A Liga Portugal – que até há pouco tempo anunciou um recorde para o futebol português – deu um passo decisivo rumo à centralização dos direitos televisivos, com a aprovação do modelo de comercialização dos direitos audiovisuais pelas sociedades desportivas. A proposta foi validada por mais de 95% dos clubes das duas principais ligas, numa Assembleia-Geral realizada na sede da Liga Portugal, no Porto — mas nem todos estão alinhados.
Uma decisão importante… mas não sem contestação
A reunião juntou representantes das 33 sociedades desportivas — 18 da I Liga e 15 da II Liga Portugal, sendo que cada clube do principal escalão contou com dois votos, enquanto os da II Liga tiveram direito a um, num modelo que reflete o peso competitivo de cada divisão. Entre os temas discutidos estiveram pontos-chave, como a participação no futuro leilão dos direitos, a duração dos contratos e os limites considerados essenciais na exploração televisiva, passo que é considerado como sendo fundamental para um processo que há muito vinha sendo debatido no futebol português.
Benfica marca posição isolada
Apesar da aprovação expressiva, a posição do SL Benfica destacou-se. O clube da Luz foi o único a votar contra o modelo, evidenciando claras divergências em relação à proposta apresentada. Já o CD Nacional preferiu não se comprometer, optando pela abstenção. Curiosamente, nesta sessão, nenhum dos presidentes dos chamados “três grandes” marcou presença. O Benfica foi representado por Nuno Catarino, enquanto Sporting CP, FC Porto e SC Braga também enviaram representantes institucionais.

Próxima etapa passa pela Autoridade da Concorrência
Com o modelo aprovado em sede de Assembleia-Geral, segue-se agora um passo determinante: a entrega da proposta à Autoridade da Concorrência até 30 de junho. Este organismo terá a responsabilidade de avaliar o enquadramento legal e concorrencial da centralização para a Liga Portugal. Só após este aval será possível avançar para a fase seguinte, que passa pela definição da distribuição das receitas — um dos pontos mais sensíveis e potencialmente mais fraturantes de todo o processo.

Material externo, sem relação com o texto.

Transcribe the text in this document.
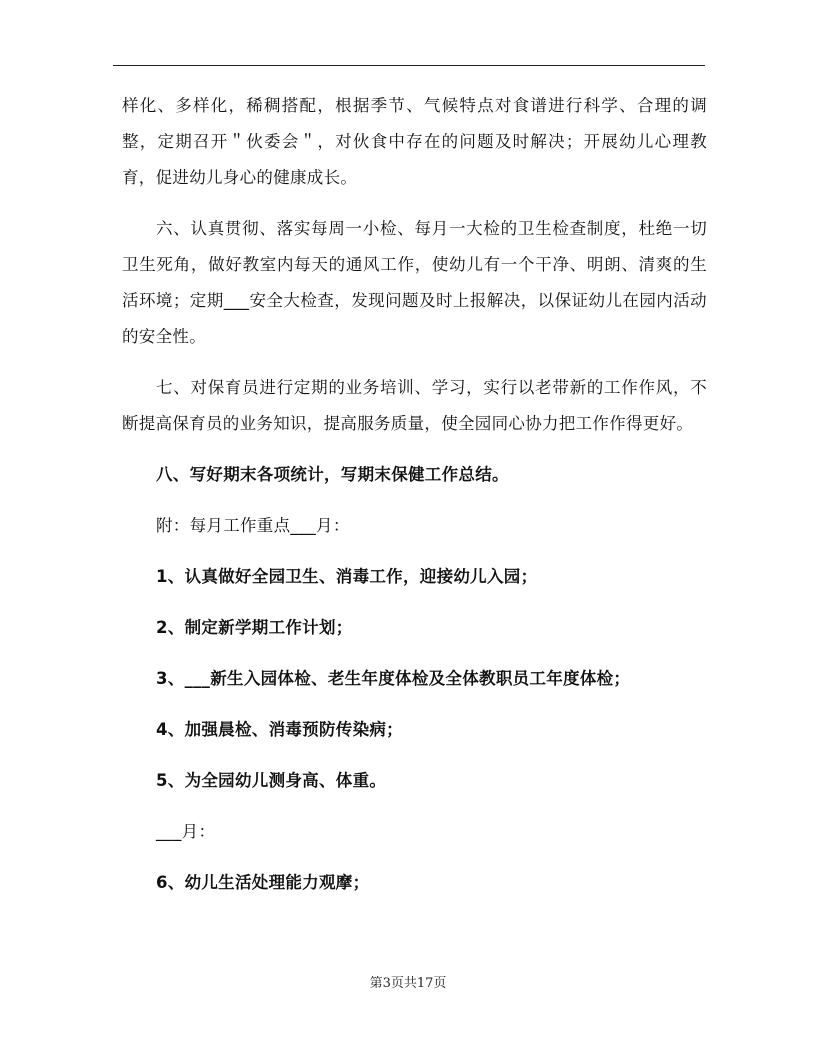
样化、多样化，稀稠搭配，根据季节、气候特点对食谱进行科学、合理的调整，定期召开＂伙委会＂，对伙食中存在的问题及时解决；开展幼儿心理教育，促进幼儿身心的健康成长。

六、认真贯彻、落实每周一小检、每月一大检的卫生检查制度，杜绝一切卫生死角，做好教室内每天的通风工作，使幼儿有一个干净、明朗、清爽的生活环境；定期___安全大检查，发现问题及时上报解决，以保证幼儿在园内活动的安全性。

七、对保育员进行定期的业务培训、学习，实行以老带新的工作作风，不断提高保育员的业务知识，提高服务质量，使全园同心协力把工作作得更好。

八、写好期末各项统计，写期末保健工作总结。

附：每月工作重点___月：

1、认真做好全园卫生、消毒工作，迎接幼儿入园；

2、制定新学期工作计划；

3、___新生入园体检、老生年度体检及全体教职员工年度体检；

4、加强晨检、消毒预防传染病；

5、为全园幼儿测身高、体重。

___月：

6、幼儿生活处理能力观摩；

第3页共17页
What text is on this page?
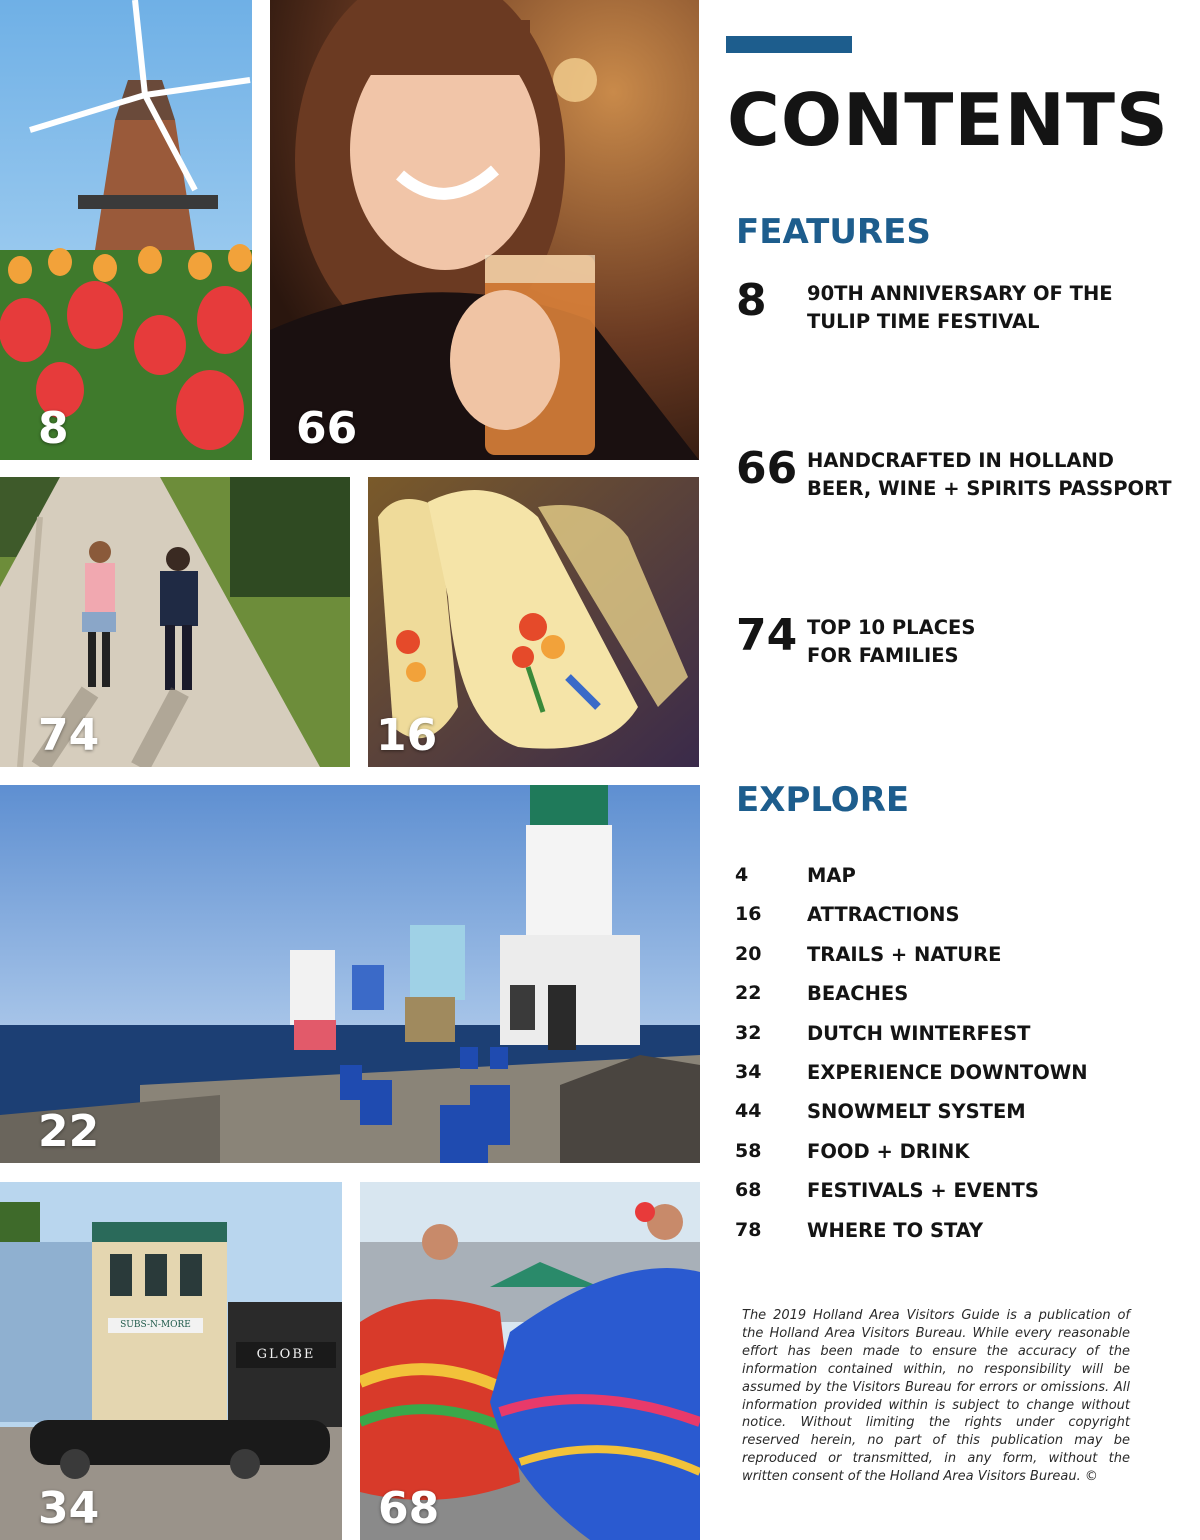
8	66
74	16
22
SUBS-N-MORE
GLOBE
34	68
CONTENTS
FEATURES
8 90TH ANNIVERSARY OF THE
TULIP TIME FESTIVAL
66 HANDCRAFTED IN HOLLAND
BEER, WINE + SPIRITS PASSPORT
74 TOP 10 PLACES
FOR FAMILIES
EXPLORE
4	MAP
16 ATTRACTIONS
20 TRAILS + NATURE
22 BEACHES
32 DUTCH WINTERFEST
34 EXPERIENCE DOWNTOWN
44 SNOWMELT SYSTEM
58 FOOD + DRINK
68 FESTIVALS + EVENTS
78 WHERE TO STAY
The 2019 Holland Area Visitors Guide is a publication of the Holland Area Visitors Bureau. While every reasonable effort has been made to ensure the accuracy of the information contained within, no responsibility will be assumed by the Visitors Bureau for errors or omissions. All information provided within is subject to change without notice. Without limiting the rights under copyright reserved herein, no part of this publication may be reproduced or transmitted, in any form, without the written consent of the Holland Area Visitors Bureau. ©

Centralização mais perto… mas não sem debate
A centralização dos direitos audiovisuais da Liga Portugal é vista como essencial para aproximar o futebol português dos principais campeonatos europeus, onde este modelo já está implementado há vários anos. A promessa é de um maior equilíbrio competitivo e uma distribuição mais justa das receitas. Ainda assim, a posição do Benfica mostra que o consenso não é total. E com a discussão sobre a divisão dos valores ainda por acontecer, é provável que o tema continue a marcar a atualidade do futebol nacional nos próximos meses.